Finding the right formula for the presentation of material will be a challenge. Chhabra noted that Europe historically has split media rights into bet and watch categories and that Sky never held the rights to carry streams for betting purposes. FanDuel recently became the first U.S. sportsbook to stream live sports in its betting app, but Fox Bet won’t be doing the same. Instead of betting, Chhabra said the emphasis during broadcasts will be on free gamification.

Fox has an enviable distribution portfolio spanning its broadcast network and three cable channels (FS1, FS2, and Fox Soccer), as well as its digital properties. Betting content could appear across that whole range, rather than being focused on just one channel or one show. Such a cross-platform approach is shared by VSiN.

“I don’t think sports bettors are consuming content on just one platform,” said VSiN CEO Brian Musburger. “That’s why we’re putting content out in newspapers, we’re doing stuff on terrestrial radio, satellite radio, with some of the RSNs. You want to reach them everywhere they live.”

Sports business, tech, analytics

OTT feeds are ripe for either complementary or integrated content. NBC’s RSNs have begun deploying alternate feeds for betting-heavy telecasts. Monumental Sports Network has partnered with VSiN for analysis during Arena Football League matches. Shoulder programming has mostly been studio-centric thus far, replicating traditional sports shows, only with a new focus.

“Everybody who enters the landscape is doing it from the traditional, tried and true sports media [format]—set up a desk, put up some experts, and talk at your audience—whereas B/R has been all about talking in conversation with the audience and building our storytelling around that conversation,” said Bleacher Report’s chief content officer, Sam Toles.

After theScore launched a chat function in its app about seven months ago, Levy estimated that 50-to-60 percent of its use has been for discussing sports betting. But though betting is changing the sports media landscape, it won’t change everything. While emphasizing that the sportsbook—which will launch first in New Jersey—is the top priority, theScore’s founder also said it won’t be an all-consuming endeavor for users.
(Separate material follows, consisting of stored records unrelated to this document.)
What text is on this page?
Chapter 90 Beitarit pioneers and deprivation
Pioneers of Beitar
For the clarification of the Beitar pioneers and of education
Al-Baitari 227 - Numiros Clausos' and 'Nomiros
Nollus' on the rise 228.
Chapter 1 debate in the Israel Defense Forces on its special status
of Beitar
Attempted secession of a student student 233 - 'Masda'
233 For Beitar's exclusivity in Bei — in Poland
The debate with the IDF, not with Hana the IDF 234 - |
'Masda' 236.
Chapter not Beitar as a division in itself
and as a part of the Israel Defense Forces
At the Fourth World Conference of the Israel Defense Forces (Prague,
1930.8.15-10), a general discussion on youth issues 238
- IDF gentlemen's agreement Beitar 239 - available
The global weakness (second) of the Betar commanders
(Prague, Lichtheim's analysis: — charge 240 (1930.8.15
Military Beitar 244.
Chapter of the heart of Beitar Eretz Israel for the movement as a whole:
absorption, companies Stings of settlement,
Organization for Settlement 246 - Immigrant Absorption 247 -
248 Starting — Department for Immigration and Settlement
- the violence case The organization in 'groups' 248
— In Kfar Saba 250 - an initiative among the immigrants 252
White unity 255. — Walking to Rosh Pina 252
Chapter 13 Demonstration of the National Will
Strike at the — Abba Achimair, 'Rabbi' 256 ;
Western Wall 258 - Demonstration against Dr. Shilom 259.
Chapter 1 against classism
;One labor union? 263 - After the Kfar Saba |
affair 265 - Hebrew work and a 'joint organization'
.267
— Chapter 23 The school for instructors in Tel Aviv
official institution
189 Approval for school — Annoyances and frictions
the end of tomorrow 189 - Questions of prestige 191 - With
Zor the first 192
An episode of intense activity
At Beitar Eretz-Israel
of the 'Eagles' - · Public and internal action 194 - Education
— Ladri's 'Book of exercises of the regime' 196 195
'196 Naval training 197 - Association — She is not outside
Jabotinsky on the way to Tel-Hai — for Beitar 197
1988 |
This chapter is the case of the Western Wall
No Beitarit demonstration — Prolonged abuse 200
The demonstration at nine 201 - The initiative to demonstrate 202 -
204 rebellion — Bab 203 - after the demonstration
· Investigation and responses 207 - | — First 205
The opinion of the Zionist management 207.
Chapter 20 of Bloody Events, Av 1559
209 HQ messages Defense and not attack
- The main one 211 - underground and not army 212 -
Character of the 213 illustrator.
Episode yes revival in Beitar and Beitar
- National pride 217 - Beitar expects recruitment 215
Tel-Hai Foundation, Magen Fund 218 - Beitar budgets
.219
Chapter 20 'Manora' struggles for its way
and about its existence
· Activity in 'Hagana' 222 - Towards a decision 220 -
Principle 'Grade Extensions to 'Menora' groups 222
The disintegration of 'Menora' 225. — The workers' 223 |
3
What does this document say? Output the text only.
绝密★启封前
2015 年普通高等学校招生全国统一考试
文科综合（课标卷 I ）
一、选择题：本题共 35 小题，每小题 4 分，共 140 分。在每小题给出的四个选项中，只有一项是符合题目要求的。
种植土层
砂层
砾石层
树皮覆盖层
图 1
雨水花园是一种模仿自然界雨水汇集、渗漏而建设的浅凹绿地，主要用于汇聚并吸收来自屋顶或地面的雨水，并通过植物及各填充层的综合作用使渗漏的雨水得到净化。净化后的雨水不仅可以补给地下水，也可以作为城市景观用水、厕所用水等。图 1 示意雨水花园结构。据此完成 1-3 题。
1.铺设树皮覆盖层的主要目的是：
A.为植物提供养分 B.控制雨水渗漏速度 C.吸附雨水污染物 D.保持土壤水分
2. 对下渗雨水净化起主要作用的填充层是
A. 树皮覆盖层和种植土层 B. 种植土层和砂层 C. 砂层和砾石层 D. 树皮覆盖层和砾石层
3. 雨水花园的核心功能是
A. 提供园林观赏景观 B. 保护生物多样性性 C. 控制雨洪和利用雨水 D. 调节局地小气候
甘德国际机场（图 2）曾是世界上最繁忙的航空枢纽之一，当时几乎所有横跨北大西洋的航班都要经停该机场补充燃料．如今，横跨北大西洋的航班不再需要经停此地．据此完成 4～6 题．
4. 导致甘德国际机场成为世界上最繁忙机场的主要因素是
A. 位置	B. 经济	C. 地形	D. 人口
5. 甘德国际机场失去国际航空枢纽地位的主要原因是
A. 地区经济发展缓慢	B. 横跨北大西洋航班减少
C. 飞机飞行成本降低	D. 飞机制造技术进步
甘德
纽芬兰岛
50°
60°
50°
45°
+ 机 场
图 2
“Our view is that, rather than thinking about sports betting as a monolithic thing on its own, it’s really just one aspect of why people love sports,” Levy said. “Our whole approach is, since we’re doing all the tough stuff anyway in providing tons of content and tons of data—people are taking all this stuff and basically betting elsewhere—we’re going to give them the opportunity, in a comfortable environment, to do it right in their own home and under the brand of theScore.”